Les parlementaires soutenaient que ce texte portait une atteinte disproportionnée à la liberté d'expression et de communication, que par « sa rédaction floue et confuse » il méconnaissait le principe de légalité des délits et des peines ainsi que l’objectif de valeur constitutionnelle d’accessibilité et d’intelligibilité de la loi, et enfin, qu’il méconnaissait le principe de proportionnalité des peines.

Sur la conformité de la loi au principe de légalité des délits et des peines et à l’objectif de valeur constitutionnelle d’accessibilité et d’intelligibilité de la loi, le Conseil a jugé que ces dispositions étaient « suffisamment claires et précises » pour que soient respectés ces deux principes à valeur constitutionnelle.
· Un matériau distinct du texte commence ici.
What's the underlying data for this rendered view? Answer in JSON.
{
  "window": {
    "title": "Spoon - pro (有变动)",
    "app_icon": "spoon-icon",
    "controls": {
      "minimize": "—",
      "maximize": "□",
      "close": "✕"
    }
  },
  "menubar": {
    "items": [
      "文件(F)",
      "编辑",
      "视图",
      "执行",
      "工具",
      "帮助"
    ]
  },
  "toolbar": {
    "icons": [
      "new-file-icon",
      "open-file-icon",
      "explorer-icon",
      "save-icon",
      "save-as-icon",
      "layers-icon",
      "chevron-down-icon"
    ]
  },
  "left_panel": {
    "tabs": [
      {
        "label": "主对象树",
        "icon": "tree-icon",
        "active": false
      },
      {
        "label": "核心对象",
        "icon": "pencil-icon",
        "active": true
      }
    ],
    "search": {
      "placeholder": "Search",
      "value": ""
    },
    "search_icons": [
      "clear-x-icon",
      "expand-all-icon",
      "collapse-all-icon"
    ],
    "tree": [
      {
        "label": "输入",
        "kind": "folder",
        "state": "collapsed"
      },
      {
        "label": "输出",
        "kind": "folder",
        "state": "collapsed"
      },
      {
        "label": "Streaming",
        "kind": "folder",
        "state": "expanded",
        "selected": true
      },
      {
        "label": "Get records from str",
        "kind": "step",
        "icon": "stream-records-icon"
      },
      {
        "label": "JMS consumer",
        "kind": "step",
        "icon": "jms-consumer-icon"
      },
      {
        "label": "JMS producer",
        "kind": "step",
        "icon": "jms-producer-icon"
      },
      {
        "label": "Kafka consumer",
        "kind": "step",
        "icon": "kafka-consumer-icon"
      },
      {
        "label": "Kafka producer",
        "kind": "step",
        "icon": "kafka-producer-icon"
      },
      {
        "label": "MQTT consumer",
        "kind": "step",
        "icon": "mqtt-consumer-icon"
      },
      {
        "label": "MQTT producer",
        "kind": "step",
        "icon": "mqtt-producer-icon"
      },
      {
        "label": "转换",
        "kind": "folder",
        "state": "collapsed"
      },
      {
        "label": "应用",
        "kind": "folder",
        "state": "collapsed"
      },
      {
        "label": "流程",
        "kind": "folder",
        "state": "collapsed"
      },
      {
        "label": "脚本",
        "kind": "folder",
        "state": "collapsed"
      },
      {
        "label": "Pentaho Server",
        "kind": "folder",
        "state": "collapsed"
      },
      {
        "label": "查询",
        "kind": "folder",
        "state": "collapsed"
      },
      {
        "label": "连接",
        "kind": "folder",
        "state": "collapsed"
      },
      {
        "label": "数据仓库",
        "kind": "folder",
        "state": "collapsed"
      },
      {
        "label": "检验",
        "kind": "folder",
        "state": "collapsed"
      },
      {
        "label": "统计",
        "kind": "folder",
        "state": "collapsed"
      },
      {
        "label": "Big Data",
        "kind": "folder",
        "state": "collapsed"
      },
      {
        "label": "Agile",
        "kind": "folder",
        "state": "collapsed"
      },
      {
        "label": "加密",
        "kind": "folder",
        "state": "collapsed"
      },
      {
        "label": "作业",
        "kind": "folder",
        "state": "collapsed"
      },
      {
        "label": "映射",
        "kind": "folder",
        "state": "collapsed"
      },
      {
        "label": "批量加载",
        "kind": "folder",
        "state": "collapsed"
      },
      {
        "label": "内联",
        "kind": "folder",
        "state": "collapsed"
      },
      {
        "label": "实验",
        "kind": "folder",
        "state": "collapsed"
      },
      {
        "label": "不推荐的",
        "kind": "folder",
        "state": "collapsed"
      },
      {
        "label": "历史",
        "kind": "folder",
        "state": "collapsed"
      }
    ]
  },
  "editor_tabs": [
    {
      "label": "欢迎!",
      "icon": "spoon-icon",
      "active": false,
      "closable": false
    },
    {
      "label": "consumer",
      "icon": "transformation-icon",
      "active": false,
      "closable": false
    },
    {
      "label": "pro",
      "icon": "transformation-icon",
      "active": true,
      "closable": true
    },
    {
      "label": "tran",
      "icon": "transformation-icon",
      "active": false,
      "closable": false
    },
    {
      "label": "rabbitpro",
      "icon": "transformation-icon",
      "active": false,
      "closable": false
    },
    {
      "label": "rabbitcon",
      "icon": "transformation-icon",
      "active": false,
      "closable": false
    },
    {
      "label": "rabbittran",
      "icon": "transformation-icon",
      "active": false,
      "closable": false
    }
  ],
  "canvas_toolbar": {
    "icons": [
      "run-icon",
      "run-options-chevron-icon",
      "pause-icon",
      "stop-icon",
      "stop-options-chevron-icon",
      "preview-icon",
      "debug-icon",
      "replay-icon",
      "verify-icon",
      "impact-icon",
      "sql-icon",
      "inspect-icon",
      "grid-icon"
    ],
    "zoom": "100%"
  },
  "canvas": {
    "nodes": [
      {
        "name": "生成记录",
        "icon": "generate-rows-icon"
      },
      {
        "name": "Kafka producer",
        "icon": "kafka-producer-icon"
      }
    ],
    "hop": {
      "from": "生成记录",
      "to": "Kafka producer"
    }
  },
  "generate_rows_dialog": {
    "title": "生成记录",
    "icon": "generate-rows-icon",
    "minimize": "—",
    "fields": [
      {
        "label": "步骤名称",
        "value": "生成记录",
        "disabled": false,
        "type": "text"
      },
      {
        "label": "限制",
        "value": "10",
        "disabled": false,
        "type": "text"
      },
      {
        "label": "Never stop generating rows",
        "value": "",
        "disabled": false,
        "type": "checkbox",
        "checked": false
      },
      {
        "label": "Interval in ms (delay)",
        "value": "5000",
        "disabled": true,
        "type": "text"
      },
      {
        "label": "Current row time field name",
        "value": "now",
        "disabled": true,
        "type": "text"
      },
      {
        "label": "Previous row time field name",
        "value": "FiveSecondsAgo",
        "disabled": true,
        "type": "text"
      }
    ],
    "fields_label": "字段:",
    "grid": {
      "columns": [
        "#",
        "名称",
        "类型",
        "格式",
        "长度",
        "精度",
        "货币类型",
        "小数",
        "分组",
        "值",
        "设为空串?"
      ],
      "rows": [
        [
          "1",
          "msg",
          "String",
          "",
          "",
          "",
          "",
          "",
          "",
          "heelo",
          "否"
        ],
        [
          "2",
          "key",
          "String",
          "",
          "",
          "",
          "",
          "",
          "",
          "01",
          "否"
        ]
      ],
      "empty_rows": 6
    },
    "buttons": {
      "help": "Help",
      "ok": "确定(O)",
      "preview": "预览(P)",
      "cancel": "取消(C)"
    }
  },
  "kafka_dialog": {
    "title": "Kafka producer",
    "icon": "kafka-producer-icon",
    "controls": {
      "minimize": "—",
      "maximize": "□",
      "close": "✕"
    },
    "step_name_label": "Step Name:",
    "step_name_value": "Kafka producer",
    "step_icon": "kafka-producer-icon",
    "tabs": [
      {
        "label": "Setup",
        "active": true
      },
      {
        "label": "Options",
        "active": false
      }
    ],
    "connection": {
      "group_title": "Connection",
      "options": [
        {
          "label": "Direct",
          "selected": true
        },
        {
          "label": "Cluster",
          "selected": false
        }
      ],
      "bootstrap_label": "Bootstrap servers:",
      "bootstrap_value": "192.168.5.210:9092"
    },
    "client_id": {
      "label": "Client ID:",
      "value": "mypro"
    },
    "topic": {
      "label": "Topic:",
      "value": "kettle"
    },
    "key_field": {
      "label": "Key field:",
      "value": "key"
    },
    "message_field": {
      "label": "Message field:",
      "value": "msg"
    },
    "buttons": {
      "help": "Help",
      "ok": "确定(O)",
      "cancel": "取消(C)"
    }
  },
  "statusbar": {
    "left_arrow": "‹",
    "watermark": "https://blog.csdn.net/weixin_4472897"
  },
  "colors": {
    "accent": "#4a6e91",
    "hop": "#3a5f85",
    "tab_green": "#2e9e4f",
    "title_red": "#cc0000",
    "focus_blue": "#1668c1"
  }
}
Sur la conformité de la loi à la liberté d’expression et de communication, le Conseil a jugé que les dispositions contestées ne portaient pas une atteinte disproportionnée à l’objectif poursuivi, sous deux réserves :

- « ces dispositions ne peuvent permettre que la répression d'actes ayant pour but d'empêcher ou de tenter d'empêcher une ou plusieurs personnes déterminées de s’informer sur une interruption volontaire de grossesse ou d’y recourir » ;

- « le délit d'entrave, lorsqu'il réprime des pressions morales et psychologiques, des menaces ou tout acte d'intimidation à l'encontre des personnes cherchant à s'informer sur une interruption volontaire de grossesse, ne saurait être constitué qu'à deux conditions : que soit sollicitée une information, et non une opinion ; que cette information porte sur les conditions dans lesquelles une interruption volontaire de grossesse est pratiquée ou sur ses conséquences et qu'elle soit donnée par une personne détenant ou prétendant détenir une compétence en la matière ».

Enfin, le Conseil a jugé que les peines de deux ans d’emprisonnement et de 30 000 euros d’amende, « afin de prévenir l’atteinte susceptible d’être portée à la liberté de la femme », ne sont pas manifestement disproportionnées.